Tuesday, December 9, 2008

US and World Markets Slump After China Stimulus Package


China announced on Sunday that is was going to put a stimulus package worth approximately $585 billion dollars into effect over the next two years.
A Marketwatch article entitled “China unveils stimulus package as growth slows,” describes the use of the funds as mostly infrastructure-related:
“Funds from the stimulus package will be spent in ten major areas that include low-income housing, rural infrastructure, water, electricity, transportation and improvements in the environment.”
World markets rallied sharply with the news, posting 3-5% throughout Asia. The US soared in early Monday trading as well – gaining 3-4% in just a few hours.
According to the Emerginvest Asian Heat Map, almost the entire continent had solid gains. China, India, and Russia all soared 5-7%.

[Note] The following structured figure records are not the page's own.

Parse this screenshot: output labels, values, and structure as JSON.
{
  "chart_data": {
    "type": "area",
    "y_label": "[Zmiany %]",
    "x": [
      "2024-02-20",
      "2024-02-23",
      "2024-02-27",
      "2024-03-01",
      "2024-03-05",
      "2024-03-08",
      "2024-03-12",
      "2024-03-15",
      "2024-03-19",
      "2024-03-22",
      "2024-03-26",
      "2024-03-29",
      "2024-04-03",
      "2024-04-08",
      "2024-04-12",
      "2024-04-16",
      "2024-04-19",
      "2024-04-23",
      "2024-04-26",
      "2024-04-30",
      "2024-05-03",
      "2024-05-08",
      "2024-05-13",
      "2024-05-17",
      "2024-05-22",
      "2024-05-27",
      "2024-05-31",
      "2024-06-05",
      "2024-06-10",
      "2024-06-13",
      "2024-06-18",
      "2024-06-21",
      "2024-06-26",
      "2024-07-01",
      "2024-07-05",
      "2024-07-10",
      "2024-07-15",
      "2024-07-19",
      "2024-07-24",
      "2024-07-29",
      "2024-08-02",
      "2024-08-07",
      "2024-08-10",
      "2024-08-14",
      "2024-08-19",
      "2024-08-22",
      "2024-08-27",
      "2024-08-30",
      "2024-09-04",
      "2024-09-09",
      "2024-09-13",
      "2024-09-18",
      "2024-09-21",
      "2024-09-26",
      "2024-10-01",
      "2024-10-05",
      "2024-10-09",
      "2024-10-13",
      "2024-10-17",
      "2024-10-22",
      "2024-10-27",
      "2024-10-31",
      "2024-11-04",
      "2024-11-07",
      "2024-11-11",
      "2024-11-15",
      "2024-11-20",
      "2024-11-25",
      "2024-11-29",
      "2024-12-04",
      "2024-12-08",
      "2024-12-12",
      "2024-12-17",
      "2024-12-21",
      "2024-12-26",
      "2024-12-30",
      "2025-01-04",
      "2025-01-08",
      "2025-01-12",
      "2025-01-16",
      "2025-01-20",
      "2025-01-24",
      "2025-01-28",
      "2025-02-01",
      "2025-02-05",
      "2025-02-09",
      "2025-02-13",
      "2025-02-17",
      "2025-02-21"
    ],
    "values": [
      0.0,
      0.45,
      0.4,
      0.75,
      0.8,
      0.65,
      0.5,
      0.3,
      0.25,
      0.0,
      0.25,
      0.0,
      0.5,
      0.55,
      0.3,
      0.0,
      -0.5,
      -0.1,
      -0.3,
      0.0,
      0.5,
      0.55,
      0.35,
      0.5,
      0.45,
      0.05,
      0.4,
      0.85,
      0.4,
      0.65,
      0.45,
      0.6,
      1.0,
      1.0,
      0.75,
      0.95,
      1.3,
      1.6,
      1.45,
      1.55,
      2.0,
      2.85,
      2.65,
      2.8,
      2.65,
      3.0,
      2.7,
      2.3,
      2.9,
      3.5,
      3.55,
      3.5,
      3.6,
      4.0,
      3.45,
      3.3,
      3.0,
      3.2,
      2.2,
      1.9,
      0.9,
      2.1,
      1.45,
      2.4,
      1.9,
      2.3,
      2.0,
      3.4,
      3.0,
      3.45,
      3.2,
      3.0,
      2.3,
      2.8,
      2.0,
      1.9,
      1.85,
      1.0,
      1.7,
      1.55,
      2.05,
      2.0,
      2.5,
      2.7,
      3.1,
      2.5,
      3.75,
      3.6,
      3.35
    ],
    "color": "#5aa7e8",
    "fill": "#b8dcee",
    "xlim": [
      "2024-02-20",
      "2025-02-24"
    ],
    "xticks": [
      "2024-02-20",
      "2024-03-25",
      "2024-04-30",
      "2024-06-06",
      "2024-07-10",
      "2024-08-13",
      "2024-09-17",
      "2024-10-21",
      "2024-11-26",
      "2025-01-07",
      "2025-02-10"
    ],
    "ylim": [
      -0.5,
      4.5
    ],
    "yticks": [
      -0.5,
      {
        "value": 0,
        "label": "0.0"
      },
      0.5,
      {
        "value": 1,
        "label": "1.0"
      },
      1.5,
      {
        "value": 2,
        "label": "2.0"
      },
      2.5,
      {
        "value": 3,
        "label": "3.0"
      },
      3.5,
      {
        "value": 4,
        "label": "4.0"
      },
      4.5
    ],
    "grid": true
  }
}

However, the upward trend did not last long as the article also foreshadowed the declines: “Economists said the size of the headline figure was less important then than how quickly authorities could get the funds into the economy to help offset slowing growth and a housing sector contraction.”
Investors quickly realized that it would still take time for the plan to be executed (only approximately $14B to be spent by year-end), and that the world is already deeply entrenched in recession. That, among other corporate news pushed stocks downward again in late trading Monday and so far on Tuesday.
Stocks globally have fallen throughout trading yesterday and today. As of this writing the Dow is down approximately 4% today, the NIKKEI is down 3%, the Hang Seng is down 4.77%, and Australia is down 3.44%. A Forbes.com article entitled: “Global Markets Scorecard,” suggested that Chinese energy stocks are due to come out of the slump with extremely high growth (supported by an argument of post-recession energy demand and current low-valuations. That still remains a long way off however, and it is yet to be seen how quickly the Chinese government will start executing on their plan and pumping capital into their economy.